Proprio nel periodo peggiore per Minnie e Wiggins è capitata una partita insignificante ai fini delle classifiche, ma di importante valore per ciò che è successo nei mesi precedenti: la sfida a Cleveland contro i Cavaliers. È il 23 dicembre del 2014. 165 giorni dopo la famosa lettera.

Vince Cleveland, molto più forte degli avversari, LeBron scrive 24 e Love fa registrare una doppia-doppia a quota 20+10. Ma è Andrew Wiggins a prendersi la scena, almeno nei primi 3 quarti, quelli dove Minnie riesce a stare a contatto, nei quali tiene testa a James contenendolo molto bene in difesa e rispondendo colpo su colpo in attacco, dimostrando di aver migliorato il gioco e le letture senza palla. E come ciliegina sulla torta si permette anche di schiacciare sopra Love, che ha il buon gusto di non saltare e non finire in un poster che nella zona di Minneapolis sarebbe stato appeso su tutte le pareti della città, anche in seguito ad una sconfitta. Il tutto senza urlare, ringhiare, guardare in cagnesco o quant’altro facciano gli altri giocatori per autocelebrarsi dopo una grande giocata, ma tornando in difesa silenzioso, a mettersi le mani sulla parte posteriori dei fianchi, come fa sempre nel momento in cui archivia nozioni, situazioni e stati d’animo.

Ciò che sarebbe potuto essere e invece no.

Quella partita è una sorta di consacrazione. Nelle gare successive riesce a mantenere un alto livello di gioco offensivo, mostra di aver sviluppato una miglior cognizione sul come usarsi in attacco, evitando scelte affrettate e tiri dalla bassa efficienza come i long-two’s per dare più importanza a penetrazioni e tiri da dietro l’arco da 3. Il resoconto statistico del mese successivo alla partita con Cleveland parla da solo.

A sinistra le prestazioni al tiro nelle partite precedenti a quella contro i Cavs, a destra quelle successive. Shot chart by Nicolò Ciuppani e Michele Berra.
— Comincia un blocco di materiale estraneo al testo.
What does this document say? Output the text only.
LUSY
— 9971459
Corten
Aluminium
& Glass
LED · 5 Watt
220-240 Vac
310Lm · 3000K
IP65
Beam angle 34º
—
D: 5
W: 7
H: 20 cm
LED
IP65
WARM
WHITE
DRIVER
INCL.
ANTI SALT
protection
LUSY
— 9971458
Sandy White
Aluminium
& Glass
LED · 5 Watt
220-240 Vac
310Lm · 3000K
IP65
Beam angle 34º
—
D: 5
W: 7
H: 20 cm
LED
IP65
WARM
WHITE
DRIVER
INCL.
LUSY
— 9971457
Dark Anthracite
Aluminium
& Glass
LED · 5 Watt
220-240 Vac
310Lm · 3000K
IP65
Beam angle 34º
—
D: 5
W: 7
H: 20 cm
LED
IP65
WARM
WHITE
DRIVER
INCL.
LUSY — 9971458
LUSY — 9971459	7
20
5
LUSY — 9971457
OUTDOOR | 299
Questa migliorata efficienza offensiva ha permesso di spostare l’attenzione anche sulle sue grandi qualità difensive: non solo sulla marcatura a uomo, nella quale usa al meglio le strepitose doti atletiche che mamma Marita e papà Mitchell gli hanno regalato, ma anche sull’aiuto lontano dalla palla, mostrando istinti innati straordinari, aspetto tutt’altro che scontato in prospetti di questa età e di questa caratura. Ovviamente ha ancora molto lavoro da fare - soprattutto a livello fisico, dove dovrà cercare di rinforzarsi senza perdere la grande fluidità nei movimenti e aumentando la fiducia nel tiro mano a mano che passerà il tempo -, ma le potenzialità sono sotto gli occhi di tutti. Il fatto che riesca a utilizzare il suo atletismo in maniera utile in vari aspetti del gioco non può che essere di buon auspicio nella sua crescita.

Alcuni rinomati colleghi si sono già espressi in merito: per Dwyane Wade ha già le carte in regola per diventare grande, mentre Kobe Bryant - intervistato nel giorno del suo sorpasso nella classifica marcatori all-time ai danni di Jordan - ha detto che gli ricorda se stesso agli esordi, 19 anni fa. Endorsement importanti, arrivati prima delle inedite parole citate da LeBron all’inizio di questo pezzo.

A questo punto ad Andrew Wiggins manca solo di ritirare il premio di Rookie dell’Anno: se ci riuscirà, sarà il primo Jayhawk a riuscirci dai tempi di uno che ha scritto pagine importanti di questo sport, tale Wilt Chamberlain.

Poi penserà a zittire - in maniera schiva e distaccata, of course - chi lo ha sempre apostrofato come un sopravvalutato. E poi chissà, magari farà pentire qualcuno di non aver parlato prima. Tipo in una famosa lettera di luglio ormai passata alla storia.